小学生の頃、ぼくの周りでは、サイダーといえば三ツ矢サイダーという認識だった。近くにスーパーマーケットなどなく、駄菓子屋がすべてだった時代、その他のサイダーなんて見たこともなかったし、その存在すら知らなかった。
 後年、サイダー分類されていると知ったキリンレモンは、レモンが入っているからという理由で、ぼくたちの間ではサイダー認定をしていなかった。だから今でも、ぼくの中ではキリンレモンはサイダーではないのだ。

 小学四年のある日、ある番組が始まってから、レモンの入ってない、サイダーらしきものがこの世にあるのを知ることになった。もちろん古くからある飲み物なので、他の地方や地区には流通していたかもしれない。だが、ぼくたちの住む世界には、その飲み物は存在しなかった。

 その番組とは、アニメ(当時はまだアニメとは言わずテレビ漫画と言っていた)『ゲゲゲの鬼太郎』である。その不気味な主題歌と前後して流れてきたのが、
「リボンちゃん、リボンシトロンよ・・」という初めて見聞きするコマーシャルだった。
 ぼくたちの間で、宇宙ものでも怪獣ものでもなかった鬼太郎は、当然のように話題になったが、それと同時に初めて見るリボンシトロンも話題になった。
「リボンシトロンとは何?」ぼくの周りにはその存在を知る者がいなかったので、最初はどんな飲み物かもわからなかった。
 そんなある日、クラスの一人が、
「リボンシトロンというのはサイダーみたいな飲み物らしい」という情報を仕入れてきた。それでようやく、世の中にはもう一つサイダーがあるのを知ることになったわけだ。

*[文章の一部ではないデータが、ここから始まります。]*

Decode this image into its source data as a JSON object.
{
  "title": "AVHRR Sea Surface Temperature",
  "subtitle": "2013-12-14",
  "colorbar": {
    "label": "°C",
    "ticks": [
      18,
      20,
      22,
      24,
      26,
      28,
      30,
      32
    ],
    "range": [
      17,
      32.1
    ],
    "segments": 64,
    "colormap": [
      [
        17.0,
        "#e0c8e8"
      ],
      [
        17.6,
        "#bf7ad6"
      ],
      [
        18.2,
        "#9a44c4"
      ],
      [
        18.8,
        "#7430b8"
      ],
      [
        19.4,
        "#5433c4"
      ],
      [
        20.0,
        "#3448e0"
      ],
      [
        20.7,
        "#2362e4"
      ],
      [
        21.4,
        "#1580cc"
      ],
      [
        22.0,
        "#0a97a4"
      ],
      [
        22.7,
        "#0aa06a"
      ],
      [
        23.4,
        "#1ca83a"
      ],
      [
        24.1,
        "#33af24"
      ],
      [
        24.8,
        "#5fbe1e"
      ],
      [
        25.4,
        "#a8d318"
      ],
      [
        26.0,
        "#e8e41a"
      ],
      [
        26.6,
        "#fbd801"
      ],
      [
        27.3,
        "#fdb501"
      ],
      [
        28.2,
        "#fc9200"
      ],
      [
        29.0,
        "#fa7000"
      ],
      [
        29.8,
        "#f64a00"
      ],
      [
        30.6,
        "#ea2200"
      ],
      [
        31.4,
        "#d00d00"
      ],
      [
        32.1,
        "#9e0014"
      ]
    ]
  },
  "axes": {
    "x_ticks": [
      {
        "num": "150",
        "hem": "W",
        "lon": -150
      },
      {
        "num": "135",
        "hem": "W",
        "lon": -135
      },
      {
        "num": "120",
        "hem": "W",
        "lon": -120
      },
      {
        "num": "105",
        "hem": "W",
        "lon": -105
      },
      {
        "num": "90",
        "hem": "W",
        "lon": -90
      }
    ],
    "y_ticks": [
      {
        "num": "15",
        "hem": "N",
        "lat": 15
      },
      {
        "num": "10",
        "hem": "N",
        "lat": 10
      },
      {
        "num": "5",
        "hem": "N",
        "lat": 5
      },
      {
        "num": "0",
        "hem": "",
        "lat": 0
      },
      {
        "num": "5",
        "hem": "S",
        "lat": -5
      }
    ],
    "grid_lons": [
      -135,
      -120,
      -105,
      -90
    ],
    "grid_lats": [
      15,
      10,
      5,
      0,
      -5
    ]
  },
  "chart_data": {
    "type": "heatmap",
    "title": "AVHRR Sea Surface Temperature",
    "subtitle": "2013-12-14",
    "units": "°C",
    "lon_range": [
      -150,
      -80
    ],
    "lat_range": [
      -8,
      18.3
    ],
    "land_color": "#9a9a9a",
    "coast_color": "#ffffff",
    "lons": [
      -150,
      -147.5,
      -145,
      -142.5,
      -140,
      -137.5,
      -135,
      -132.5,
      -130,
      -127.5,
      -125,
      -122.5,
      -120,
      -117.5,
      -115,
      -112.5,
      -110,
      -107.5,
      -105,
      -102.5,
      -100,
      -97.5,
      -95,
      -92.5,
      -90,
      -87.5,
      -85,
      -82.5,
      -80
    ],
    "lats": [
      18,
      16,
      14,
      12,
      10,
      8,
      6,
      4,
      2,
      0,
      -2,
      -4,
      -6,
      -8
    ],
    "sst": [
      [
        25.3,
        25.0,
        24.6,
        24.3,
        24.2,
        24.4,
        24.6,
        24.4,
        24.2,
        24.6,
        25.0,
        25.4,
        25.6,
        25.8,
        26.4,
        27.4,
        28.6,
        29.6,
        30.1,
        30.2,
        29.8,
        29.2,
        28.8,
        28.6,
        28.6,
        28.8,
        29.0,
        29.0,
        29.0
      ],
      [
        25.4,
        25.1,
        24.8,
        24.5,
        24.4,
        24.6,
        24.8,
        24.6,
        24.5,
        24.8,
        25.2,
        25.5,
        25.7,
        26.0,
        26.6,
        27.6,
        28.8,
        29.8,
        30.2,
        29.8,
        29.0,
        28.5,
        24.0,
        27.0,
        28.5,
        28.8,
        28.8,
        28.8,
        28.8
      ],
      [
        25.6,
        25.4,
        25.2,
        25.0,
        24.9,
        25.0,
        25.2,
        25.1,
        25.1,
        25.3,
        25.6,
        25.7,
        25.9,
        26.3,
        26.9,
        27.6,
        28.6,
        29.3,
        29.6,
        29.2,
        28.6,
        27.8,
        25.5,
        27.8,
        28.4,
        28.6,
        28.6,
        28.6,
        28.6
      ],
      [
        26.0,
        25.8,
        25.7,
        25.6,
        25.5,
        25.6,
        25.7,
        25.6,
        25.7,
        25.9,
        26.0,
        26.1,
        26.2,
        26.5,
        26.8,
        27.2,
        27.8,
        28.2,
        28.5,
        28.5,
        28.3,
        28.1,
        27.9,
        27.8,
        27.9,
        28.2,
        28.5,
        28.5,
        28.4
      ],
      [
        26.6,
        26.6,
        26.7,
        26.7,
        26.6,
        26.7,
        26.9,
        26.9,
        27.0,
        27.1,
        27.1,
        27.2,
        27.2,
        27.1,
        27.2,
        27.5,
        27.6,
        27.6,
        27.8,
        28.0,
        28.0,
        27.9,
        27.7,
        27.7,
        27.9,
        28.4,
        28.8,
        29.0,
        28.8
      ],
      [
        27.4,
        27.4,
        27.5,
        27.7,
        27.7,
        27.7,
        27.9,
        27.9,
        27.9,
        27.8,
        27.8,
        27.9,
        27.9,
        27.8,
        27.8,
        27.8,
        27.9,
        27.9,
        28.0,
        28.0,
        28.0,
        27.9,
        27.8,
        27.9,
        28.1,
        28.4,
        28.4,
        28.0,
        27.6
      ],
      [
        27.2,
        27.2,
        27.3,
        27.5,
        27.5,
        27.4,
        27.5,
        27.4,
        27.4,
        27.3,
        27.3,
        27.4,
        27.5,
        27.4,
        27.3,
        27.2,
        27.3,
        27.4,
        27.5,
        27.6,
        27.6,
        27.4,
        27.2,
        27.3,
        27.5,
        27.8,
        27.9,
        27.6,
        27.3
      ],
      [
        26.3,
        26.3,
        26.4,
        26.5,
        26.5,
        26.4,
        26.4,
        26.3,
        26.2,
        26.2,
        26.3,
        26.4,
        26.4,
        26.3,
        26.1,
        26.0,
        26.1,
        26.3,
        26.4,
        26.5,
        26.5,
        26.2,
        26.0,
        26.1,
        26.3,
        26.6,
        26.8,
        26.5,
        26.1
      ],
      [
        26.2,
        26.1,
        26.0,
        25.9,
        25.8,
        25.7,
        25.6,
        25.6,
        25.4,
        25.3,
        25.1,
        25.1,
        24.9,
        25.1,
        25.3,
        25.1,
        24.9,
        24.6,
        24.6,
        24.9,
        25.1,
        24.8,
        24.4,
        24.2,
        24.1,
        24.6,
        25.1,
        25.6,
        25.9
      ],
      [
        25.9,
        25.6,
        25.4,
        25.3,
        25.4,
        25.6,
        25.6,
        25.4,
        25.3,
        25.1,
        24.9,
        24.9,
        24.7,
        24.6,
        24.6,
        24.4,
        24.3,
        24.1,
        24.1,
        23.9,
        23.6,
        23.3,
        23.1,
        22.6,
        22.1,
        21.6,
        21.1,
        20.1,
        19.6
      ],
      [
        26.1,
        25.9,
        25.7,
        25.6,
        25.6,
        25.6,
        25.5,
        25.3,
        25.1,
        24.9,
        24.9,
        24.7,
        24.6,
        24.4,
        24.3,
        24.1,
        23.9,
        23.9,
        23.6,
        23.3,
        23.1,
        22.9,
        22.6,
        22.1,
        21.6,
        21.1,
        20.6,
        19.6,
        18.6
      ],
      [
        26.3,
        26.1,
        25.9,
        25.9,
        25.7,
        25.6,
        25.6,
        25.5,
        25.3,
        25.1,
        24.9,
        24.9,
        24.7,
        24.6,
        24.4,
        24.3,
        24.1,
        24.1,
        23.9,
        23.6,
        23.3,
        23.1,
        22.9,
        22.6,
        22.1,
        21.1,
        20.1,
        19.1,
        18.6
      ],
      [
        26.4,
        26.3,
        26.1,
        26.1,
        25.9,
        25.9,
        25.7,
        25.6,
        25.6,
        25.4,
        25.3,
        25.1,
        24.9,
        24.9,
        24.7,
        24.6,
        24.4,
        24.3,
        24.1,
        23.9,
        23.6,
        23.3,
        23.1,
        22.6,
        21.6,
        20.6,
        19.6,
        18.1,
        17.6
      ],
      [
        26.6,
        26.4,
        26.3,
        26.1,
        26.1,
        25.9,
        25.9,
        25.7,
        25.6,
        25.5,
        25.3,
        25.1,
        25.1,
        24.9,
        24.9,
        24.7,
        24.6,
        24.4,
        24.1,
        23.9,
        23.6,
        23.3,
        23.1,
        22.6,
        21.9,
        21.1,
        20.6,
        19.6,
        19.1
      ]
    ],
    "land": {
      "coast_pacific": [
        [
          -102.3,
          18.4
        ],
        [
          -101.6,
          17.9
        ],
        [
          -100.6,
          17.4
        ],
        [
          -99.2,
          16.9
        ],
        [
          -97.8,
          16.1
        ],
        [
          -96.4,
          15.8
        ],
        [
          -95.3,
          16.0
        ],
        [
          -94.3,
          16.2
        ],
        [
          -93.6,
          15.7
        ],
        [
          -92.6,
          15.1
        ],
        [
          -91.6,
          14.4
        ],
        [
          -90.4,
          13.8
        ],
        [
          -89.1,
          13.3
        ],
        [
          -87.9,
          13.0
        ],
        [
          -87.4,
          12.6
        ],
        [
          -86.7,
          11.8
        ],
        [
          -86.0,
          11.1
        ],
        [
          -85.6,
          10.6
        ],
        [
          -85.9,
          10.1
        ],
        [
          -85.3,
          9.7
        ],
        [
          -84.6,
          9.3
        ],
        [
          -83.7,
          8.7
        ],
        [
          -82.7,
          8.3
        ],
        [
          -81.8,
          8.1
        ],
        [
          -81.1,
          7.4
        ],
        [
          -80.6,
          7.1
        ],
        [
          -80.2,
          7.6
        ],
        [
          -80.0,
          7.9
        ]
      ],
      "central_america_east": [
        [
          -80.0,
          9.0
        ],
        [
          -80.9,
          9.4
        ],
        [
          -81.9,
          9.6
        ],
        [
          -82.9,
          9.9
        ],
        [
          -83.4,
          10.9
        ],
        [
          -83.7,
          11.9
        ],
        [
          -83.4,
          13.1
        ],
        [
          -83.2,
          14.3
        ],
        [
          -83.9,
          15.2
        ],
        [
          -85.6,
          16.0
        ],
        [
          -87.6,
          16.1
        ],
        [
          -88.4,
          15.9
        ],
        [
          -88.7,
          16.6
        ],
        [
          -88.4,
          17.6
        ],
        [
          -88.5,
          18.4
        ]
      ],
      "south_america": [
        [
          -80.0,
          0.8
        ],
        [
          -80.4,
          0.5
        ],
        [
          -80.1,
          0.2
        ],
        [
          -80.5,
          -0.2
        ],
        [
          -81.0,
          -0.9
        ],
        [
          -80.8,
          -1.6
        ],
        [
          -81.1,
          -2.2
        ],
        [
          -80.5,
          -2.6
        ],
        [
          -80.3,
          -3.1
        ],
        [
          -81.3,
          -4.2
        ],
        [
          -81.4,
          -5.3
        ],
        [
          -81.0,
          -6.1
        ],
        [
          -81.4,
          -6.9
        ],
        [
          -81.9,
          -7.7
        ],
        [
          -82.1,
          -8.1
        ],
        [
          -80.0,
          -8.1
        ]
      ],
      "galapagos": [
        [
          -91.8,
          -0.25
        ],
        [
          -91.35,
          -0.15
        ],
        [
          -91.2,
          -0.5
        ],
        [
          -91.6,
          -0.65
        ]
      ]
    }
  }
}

 さて、ぼくが実際にリボンシトロンを見たのは、いや飲んだのは、それからどのくらい経ってからだろうか。確かに飲んだ覚えはある。しかしそれがいつだったのか、どんな味だったのか、一向に思い出せないでいる。

 ぼくの中でリボンシトロンは、それほど存在感のない飲み物となっている。今でもあまりお目にかからないし、飲みもしない。ただ、鬼太郎のまんがを見た時とか、鬼太郎という文字を見た時とかに、その存在を思い出す程度だ。ゲゲゲゲゲ、ゲゲゲゲゲ・・。